Вот негодница, сказал он с видимым облегченьем, мать тебя обыскалась. Где ты всю ночь шастала? Куда тебя понесло Всё отделение подняли на ноги, а нашли вот тебя случайно. А если бы
Клава горько плакала, пытаясь высвободить руку. Обе метлы упали и, беспомощно растопырив веточки, валялись на асфальте.
Тебя никто не обидел? Что ты плачешь, вот дурочка! с тревогой спросил участковый Васильев.
А в двух кварталах в узком переулке спала, прислонившись к глухой стене дома, не дождавшаяся Клаву женщина в остроконечной шляпе с широкими полями и букетиком фиалок для Клавы.
НАГЛЫЙ САМОВАР
В доме Барановых все жили по заведённому бабушкой порядку. Каждый знал своё место и занятие. Покупки делали с её одобрения. Ремонт только после бабушкиной отмашки. Возможно, потому в семье и не было ненужного барахла. Соседи называли дом «Барановским райисполком», намекая не столько на огромные окна, выходившие на улицу, сколько на начальственный характер главы семьи.
Бабушка была царём, богом, кухаркой и прачкой. Её плечи держали дом, «худо́бу» в сараях. В её подчинении находились «Эти», Леночка и парализованный дед. От «Этих» толку было мало. Целыми днями они пропадали на работе, а вечерами шушукались в своей комнате. "Эти" существовали на всём готовом, и бабушке не перечили. Леночка росла помощницей, любимицей и единственной радостью. Ничего плохого о детстве она не запомнила, только одно лето стало для неё тревожным и повлекло суровую зиму и долгое примирение.

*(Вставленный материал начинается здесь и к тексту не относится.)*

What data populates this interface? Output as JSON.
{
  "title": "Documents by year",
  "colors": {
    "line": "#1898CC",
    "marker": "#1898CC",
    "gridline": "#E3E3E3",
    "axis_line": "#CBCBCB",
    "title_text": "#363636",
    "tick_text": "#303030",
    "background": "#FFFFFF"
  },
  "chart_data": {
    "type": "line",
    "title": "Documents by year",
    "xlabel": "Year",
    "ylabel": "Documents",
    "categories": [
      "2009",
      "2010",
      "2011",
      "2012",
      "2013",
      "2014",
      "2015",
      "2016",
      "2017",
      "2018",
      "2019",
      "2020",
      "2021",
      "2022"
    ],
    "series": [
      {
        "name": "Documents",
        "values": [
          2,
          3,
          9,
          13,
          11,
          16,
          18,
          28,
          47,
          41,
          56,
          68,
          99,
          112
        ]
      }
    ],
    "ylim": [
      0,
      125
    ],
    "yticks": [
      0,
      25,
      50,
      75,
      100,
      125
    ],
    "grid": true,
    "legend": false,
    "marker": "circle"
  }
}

Обычное утро летней вольницы началось со скорого завтрака «Этих», через четверть часа шёпот и хихиканье стихли. Проводив старших на работу, бабушка заглянула в детскую, где ворочалась полусонная внучка, и ушла на задний двор. Там её ждали хрюшки, гуси и куры худоба, которая сама себя «не управит».
Одноухий Чижик прыгал, пытаясь достать до плеча, до щеки кормилицы. Цепь гремела и натягивалась до предела, но бабушку так просто было не разжалобить. Она торопилась к сараям, а Чижик закашлялся и грустно лёг на тёплую утоптанную землю, сильно пахнущую псиной и мочой. После худобы наступила и его очередь кормёжки порцией вчерашнего кулеша с размокшими хлебными корками. Ворчание бабушки доносилось в открытую форточку. Леночка уже не спала и жмурилась, слыша тявканье и кашель Чижика, гулкий стук дужки ведра, мерный рокот водопроводной колонки.